Unigrams, Bigrams and Trigrams


Description: In this exercise, we apply basic counts to a small corpus to concretely explore some of the ideas discussed in class (impact of value of n, choice of training corpus, definition of "word", etc.).

To turn in: You should do everything that's suggested in this assignment and answer all questions in writing -- if a sentence ends with a question mark, it's a question you need to answer.

Credits: Part of this exercise was written by Philip Resnik of the University of Maryland.


A. Examining the Corpus

  1. Go to corpora.

  2. You will find there 3 corpora. We will start with hound.dyl. This contains the Sherlock Holmes story The Hound of the Baskervilles (hound.dyl). It is a small corpus, by current standards -- somewhere on the order of 60,000 words. What words (unigrams) would you expect to have high frequency in this corpus? What bigrams do you think might be frequent?
    (You will not be graded for this part, so try to be honest with yourself and don't use the results from the next part.)

B. Computing Unigram, Bigram and Trigram Counts

  1. Write a program (script) in the language of your choice (or find one on the web) that computes the counts for each of the following n-gram models: unigrams, bigrams and trigrams. Your program should read input (the corpus) from standard input and output to standard output the n-gram counts. Each line you output will contain the n-gram count, a tab character and the n-gram (for bigrams and trigrams separate the words using space character). You should output n-grams in decreasing order of the count.
    Note that we haven't defined yet what a word means. To keep things simple, you should assume that a word is a sequence of letters (a-zA-Z). You should treat all other characters as separators. Please note that words should be treated case-sensitive ("And" and "and" should be treated as two different words).

  2. Examine the output for unigrams. Are the high frequency words what you would expect?

  3. Analogously, look at the bigram and trigram counts. Again, are the high frequency bigrams and trigrams what you would expect?

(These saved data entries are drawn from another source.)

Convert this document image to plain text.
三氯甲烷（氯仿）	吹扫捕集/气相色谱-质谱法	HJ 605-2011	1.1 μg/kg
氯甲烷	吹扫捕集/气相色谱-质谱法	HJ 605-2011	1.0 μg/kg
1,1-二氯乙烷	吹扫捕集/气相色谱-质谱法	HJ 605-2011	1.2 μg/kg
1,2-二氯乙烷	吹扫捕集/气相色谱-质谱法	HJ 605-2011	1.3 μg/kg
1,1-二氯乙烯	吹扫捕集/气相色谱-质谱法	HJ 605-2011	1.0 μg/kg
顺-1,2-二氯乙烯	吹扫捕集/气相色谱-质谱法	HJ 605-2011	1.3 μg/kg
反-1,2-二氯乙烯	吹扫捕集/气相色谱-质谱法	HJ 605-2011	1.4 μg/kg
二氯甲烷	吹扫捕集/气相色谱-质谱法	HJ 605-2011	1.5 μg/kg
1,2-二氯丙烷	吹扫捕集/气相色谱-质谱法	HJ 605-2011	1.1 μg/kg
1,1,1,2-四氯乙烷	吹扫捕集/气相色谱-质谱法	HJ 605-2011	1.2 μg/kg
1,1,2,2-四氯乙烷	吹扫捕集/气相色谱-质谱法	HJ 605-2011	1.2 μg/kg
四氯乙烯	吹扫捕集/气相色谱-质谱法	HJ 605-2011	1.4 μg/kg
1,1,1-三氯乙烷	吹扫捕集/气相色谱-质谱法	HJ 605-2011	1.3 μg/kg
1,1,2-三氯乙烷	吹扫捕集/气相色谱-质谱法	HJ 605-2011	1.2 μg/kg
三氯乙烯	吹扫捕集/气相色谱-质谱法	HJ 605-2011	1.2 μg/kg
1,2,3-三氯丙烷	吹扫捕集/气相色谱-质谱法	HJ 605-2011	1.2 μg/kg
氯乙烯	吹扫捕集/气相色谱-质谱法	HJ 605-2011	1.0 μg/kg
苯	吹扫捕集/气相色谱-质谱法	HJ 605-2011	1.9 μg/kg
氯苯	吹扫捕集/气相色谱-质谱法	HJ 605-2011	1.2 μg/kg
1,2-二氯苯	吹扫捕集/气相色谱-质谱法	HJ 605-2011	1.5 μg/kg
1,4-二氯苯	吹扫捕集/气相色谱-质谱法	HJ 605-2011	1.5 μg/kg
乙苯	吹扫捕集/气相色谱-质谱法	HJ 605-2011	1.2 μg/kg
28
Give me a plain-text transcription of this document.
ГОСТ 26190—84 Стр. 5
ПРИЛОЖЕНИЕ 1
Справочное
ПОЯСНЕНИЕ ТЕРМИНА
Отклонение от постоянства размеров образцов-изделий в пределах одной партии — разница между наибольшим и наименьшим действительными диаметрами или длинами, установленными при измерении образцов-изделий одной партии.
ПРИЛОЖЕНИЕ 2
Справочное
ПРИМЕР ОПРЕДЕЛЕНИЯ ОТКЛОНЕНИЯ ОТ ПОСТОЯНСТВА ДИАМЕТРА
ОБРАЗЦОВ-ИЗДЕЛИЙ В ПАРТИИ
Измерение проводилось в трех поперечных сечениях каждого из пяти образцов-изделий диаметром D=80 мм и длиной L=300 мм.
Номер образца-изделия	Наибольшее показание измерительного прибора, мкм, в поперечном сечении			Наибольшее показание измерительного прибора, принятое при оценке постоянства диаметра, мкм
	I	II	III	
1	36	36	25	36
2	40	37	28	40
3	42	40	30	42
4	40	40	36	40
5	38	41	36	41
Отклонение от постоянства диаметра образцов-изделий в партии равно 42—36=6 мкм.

    Answer the questions in writing and submit your programs for computing ngram counts.


C. Corpus Impact

  1. One thing you may have noticed is that there's data sparseness because uppercase and lowercase are distinct, e.g. "Door" is treated as a different word from "door". Create a lowercase version of hound.dyl called hound.lc. Redo B.2 and B.3 for this corpus. What, if anything changes?

  2. Corpora contains a second Sherlock Holmes story already in lowercase: A Study in Scarlet (study.lc). Same author, same main character, same genre ... Redo B.2. and B.3 for study.lc. How do the unigrams, bigrams, and trigrams compare between the two Holmes (lowercase) cases?

  3. The remaining file in corpora is an annotated version of the book of Genesis, King James version, already in lowercase (GEN.EN.lc). Note, however, that v (verse), c (chapter), id, and GEN are part of the markup in the file, for identifying verse boundaries. Compute the same statistics for this very different corpus. Other than issues resulting from markup (which is a good example of why we need pre-processing to handle markup), how do the three n-gram models compare with the ones from the previous Holmes corpora?